Zaman tünelinde dünden bugüne bağlantı kurduğumuzda, bugün dünden pek farklı değildir. Yabancılara hoş görünebilmek, onların şerrinden kurtulabilmek uğruna Osmanlı, bir kaymakamını, çeşitli kamu görevlilerini ve askerlerini göz göre göre feda etmiştir. Dışarıdan kumandalı ve destekli, şımartılmış ve imtiyazlı kılınmış bazı ihanet odakları dün de bugün de görev başındadır. Bugün de Brüksel’in memurları sömürge müfettişi gibi aramızda dolaşıyor, her şeyimize karışıyorlar. Bugün hayali bir AB üyeliği uğruna Türkiye ile oynanmakta; gurur ve haysiyet kırıcı beyanlara ülkeyi yönetenler ses bile çıkartamamaktadırlar. Türkiye’nin, milli devlet anlayışından uzaklaştırılarak Sevr şartlarına uydurulması, demokratikleşme ve özgürleşme olarak takdim edilmektedir. Türksüz, milliyetsiz, aşırı liberal, ısmarlama ve tepkici anayasa taslakları gündemdedir. TCK’nun 301. Maddesi bazılarını rahatsız etmektedir. Hakaret serbestisi istemektedirler. Petrol ve vakıflar yasaları çıkarılmış; sıra egemenliğin devrine, zorla birleştirilerek KKTC’nin buharlaşmasına sebep olabilecek bir Kıbrıs modeline gelmiştir. Bunlara ilâve olarak; inanç dünyamız üzerinde Vatikan patentli, İslâm’ı ve Peygamberimizi dışlayan, Müslümanları devşirme amacı taşıyan diyalog tuzakları bulunmaktadır.

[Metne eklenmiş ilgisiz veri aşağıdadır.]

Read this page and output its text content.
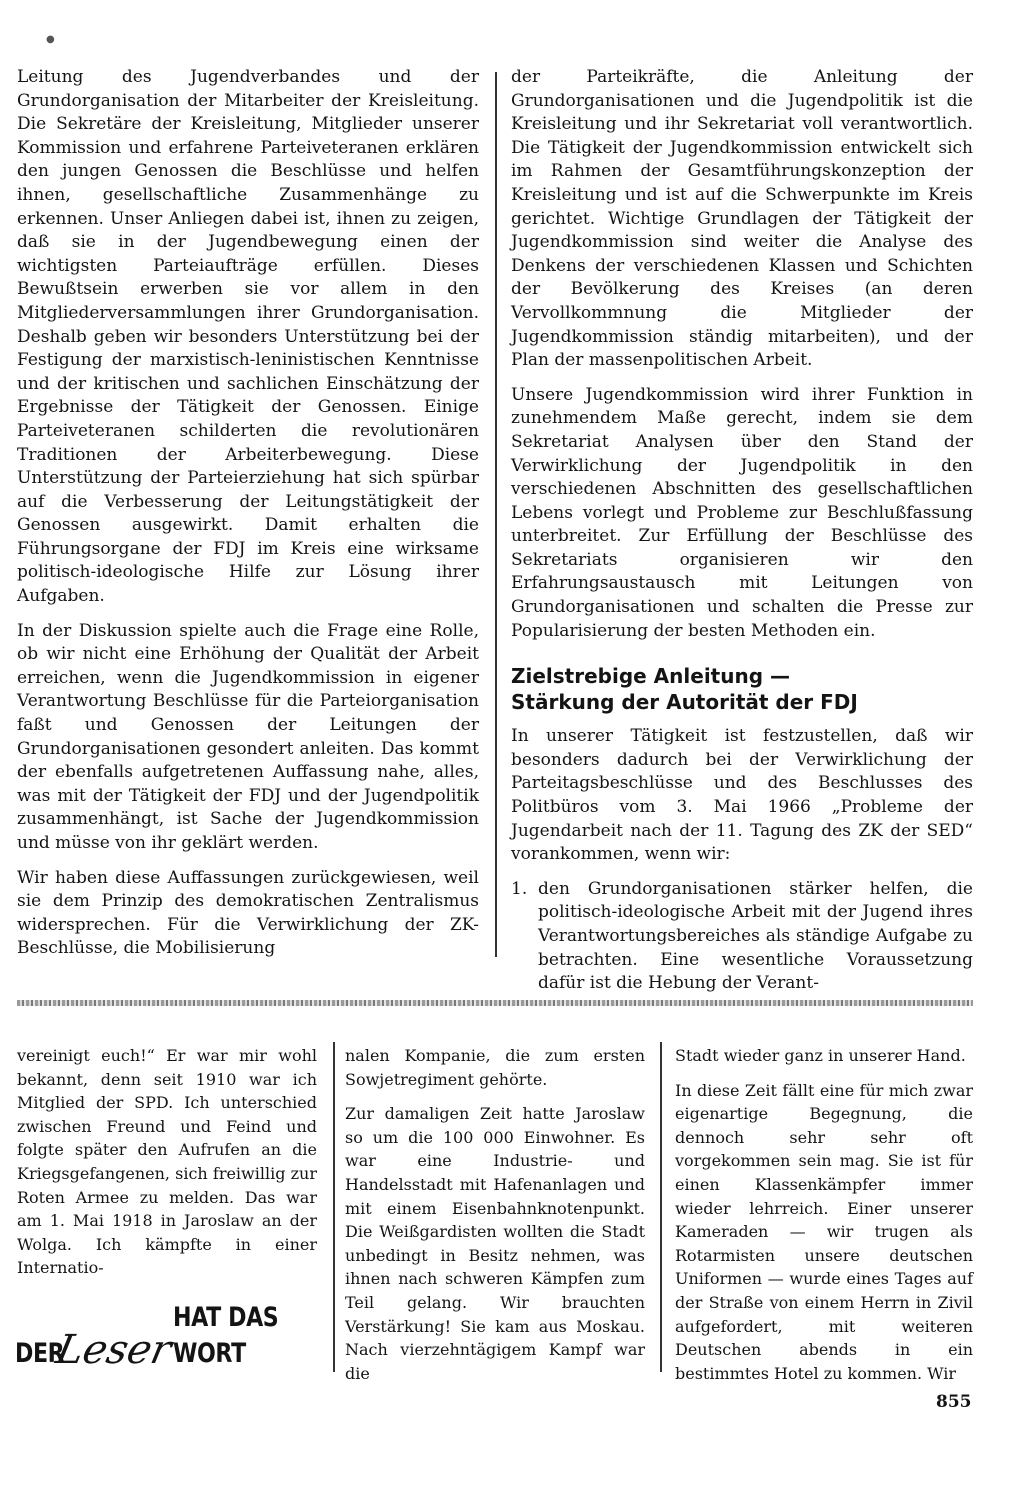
●

Leitung des Jugendverbandes und der Grundorganisation der Mitarbeiter der Kreisleitung. Die Sekretäre der Kreisleitung, Mitglieder unserer Kommission und erfahrene Parteiveteranen erklären den jungen Genossen die Beschlüsse und helfen ihnen, gesellschaftliche Zusammenhänge zu erkennen. Unser Anliegen dabei ist, ihnen zu zeigen, daß sie in der Jugendbewegung einen der wichtigsten Parteiaufträge erfüllen. Dieses Bewußtsein erwerben sie vor allem in den Mitgliederversammlungen ihrer Grundorganisation. Deshalb geben wir besonders Unterstützung bei der Festigung der marxistisch-leninistischen Kenntnisse und der kritischen und sachlichen Einschätzung der Ergebnisse der Tätigkeit der Genossen. Einige Parteiveteranen schilderten die revolutionären Traditionen der Arbeiterbewegung. Diese Unterstützung der Parteierziehung hat sich spürbar auf die Verbesserung der Leitungstätigkeit der Genossen ausgewirkt. Damit erhalten die Führungsorgane der FDJ im Kreis eine wirksame politisch-ideologische Hilfe zur Lösung ihrer Aufgaben.

In der Diskussion spielte auch die Frage eine Rolle, ob wir nicht eine Erhöhung der Qualität der Arbeit erreichen, wenn die Jugendkommission in eigener Verantwortung Beschlüsse für die Parteiorganisation faßt und Genossen der Leitungen der Grundorganisationen gesondert anleiten. Das kommt der ebenfalls aufgetretenen Auffassung nahe, alles, was mit der Tätigkeit der FDJ und der Jugendpolitik zusammenhängt, ist Sache der Jugendkommission und müsse von ihr geklärt werden.

Wir haben diese Auffassungen zurückgewiesen, weil sie dem Prinzip des demokratischen Zentralismus widersprechen. Für die Verwirklichung der ZK-Beschlüsse, die Mobilisierung

der Parteikräfte, die Anleitung der Grundorganisationen und die Jugendpolitik ist die Kreisleitung und ihr Sekretariat voll verantwortlich. Die Tätigkeit der Jugendkommission entwickelt sich im Rahmen der Gesamtführungskonzeption der Kreisleitung und ist auf die Schwerpunkte im Kreis gerichtet. Wichtige Grundlagen der Tätigkeit der Jugendkommission sind weiter die Analyse des Denkens der verschiedenen Klassen und Schichten der Bevölkerung des Kreises (an deren Vervollkommnung die Mitglieder der Jugendkommission ständig mitarbeiten), und der Plan der massenpolitischen Arbeit.

Unsere Jugendkommission wird ihrer Funktion in zunehmendem Maße gerecht, indem sie dem Sekretariat Analysen über den Stand der Verwirklichung der Jugendpolitik in den verschiedenen Abschnitten des gesellschaftlichen Lebens vorlegt und Probleme zur Beschlußfassung unterbreitet. Zur Erfüllung der Beschlüsse des Sekretariats organisieren wir den Erfahrungsaustausch mit Leitungen von Grundorganisationen und schalten die Presse zur Popularisierung der besten Methoden ein.

Zielstrebige Anleitung —
Stärkung der Autorität der FDJ

In unserer Tätigkeit ist festzustellen, daß wir besonders dadurch bei der Verwirklichung der Parteitagsbeschlüsse und des Beschlusses des Politbüros vom 3. Mai 1966 „Probleme der Jugendarbeit nach der 11. Tagung des ZK der SED“ vorankommen, wenn wir:

1. den Grundorganisationen stärker helfen, die politisch-ideologische Arbeit mit der Jugend ihres Verantwortungsbereiches als ständige Aufgabe zu betrachten. Eine wesentliche Voraussetzung dafür ist die Hebung der Verant-

vereinigt euch!“ Er war mir wohl bekannt, denn seit 1910 war ich Mitglied der SPD. Ich unterschied zwischen Freund und Feind und folgte später den Aufrufen an die Kriegsgefangenen, sich freiwillig zur Roten Armee zu melden. Das war am 1. Mai 1918 in Jaroslaw an der Wolga. Ich kämpfte in einer Internatio-

nalen Kompanie, die zum ersten Sowjetregiment gehörte.

Zur damaligen Zeit hatte Jaroslaw so um die 100 000 Einwohner. Es war eine Industrie- und Handelsstadt mit Hafenanlagen und mit einem Eisenbahnknotenpunkt. Die Weißgardisten wollten die Stadt unbedingt in Besitz nehmen, was ihnen nach schweren Kämpfen zum Teil gelang. Wir brauchten Verstärkung! Sie kam aus Moskau. Nach vierzehntägigem Kampf war die

Stadt wieder ganz in unserer Hand.

In diese Zeit fällt eine für mich zwar eigenartige Begegnung, die dennoch sehr sehr oft vorgekommen sein mag. Sie ist für einen Klassenkämpfer immer wieder lehrreich. Einer unserer Kameraden — wir trugen als Rotarmisten unsere deutschen Uniformen — wurde eines Tages auf der Straße von einem Herrn in Zivil aufgefordert, mit weiteren Deutschen abends in ein bestimmtes Hotel zu kommen. Wir

DER
Leser
HAT DAS WORT
855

Son olarak; Washington, Sulukule’nin istimlâkına bile karışmıştır. Yargımız, dış baskı altına alınmıştır. Aslında, 89 yıl önce gerçekleştirilen idamla Kemal Bey’in değil; Osmanlı’nın ipi çekilmiştir. Bugün ise; sindirilmeye, bastırılmaya ve tepkisizliğe mahkum edilmek istenen, medyanın büyük çoğunluğu tarafından yanlış şartlandırılan “Yol Ayrımındaki Türkiye” gerçeği ile karşı karşıyayız. Dün saltanatın merkezi İstanbul’du ama; yöneten merkezler farklıydı. Bugün de merkez Ankara’dır ama; acaba Türkiye Ankara’dan mı yönetilmektedir?
Dün nasıl ki Ermeni sorunu Ermenilerin değil; Ermeni terör örgütlerini kullananların sorunu ise; bugün de ırkçı Kürtçülük sorunu Kürtlerin değil; onları kullanmak isteyenlerin sorunudur. Anadolu’da hilâle karşı haçın mücadelesi iyice ortaya çıkmıştır. Yeter ki bu farkedilebilsin. Biz bu şartlar altında “Ulusal Egemenlik ve Çocuk Bayramı”nın 88. Yıldönümünü idrak edeceğiz.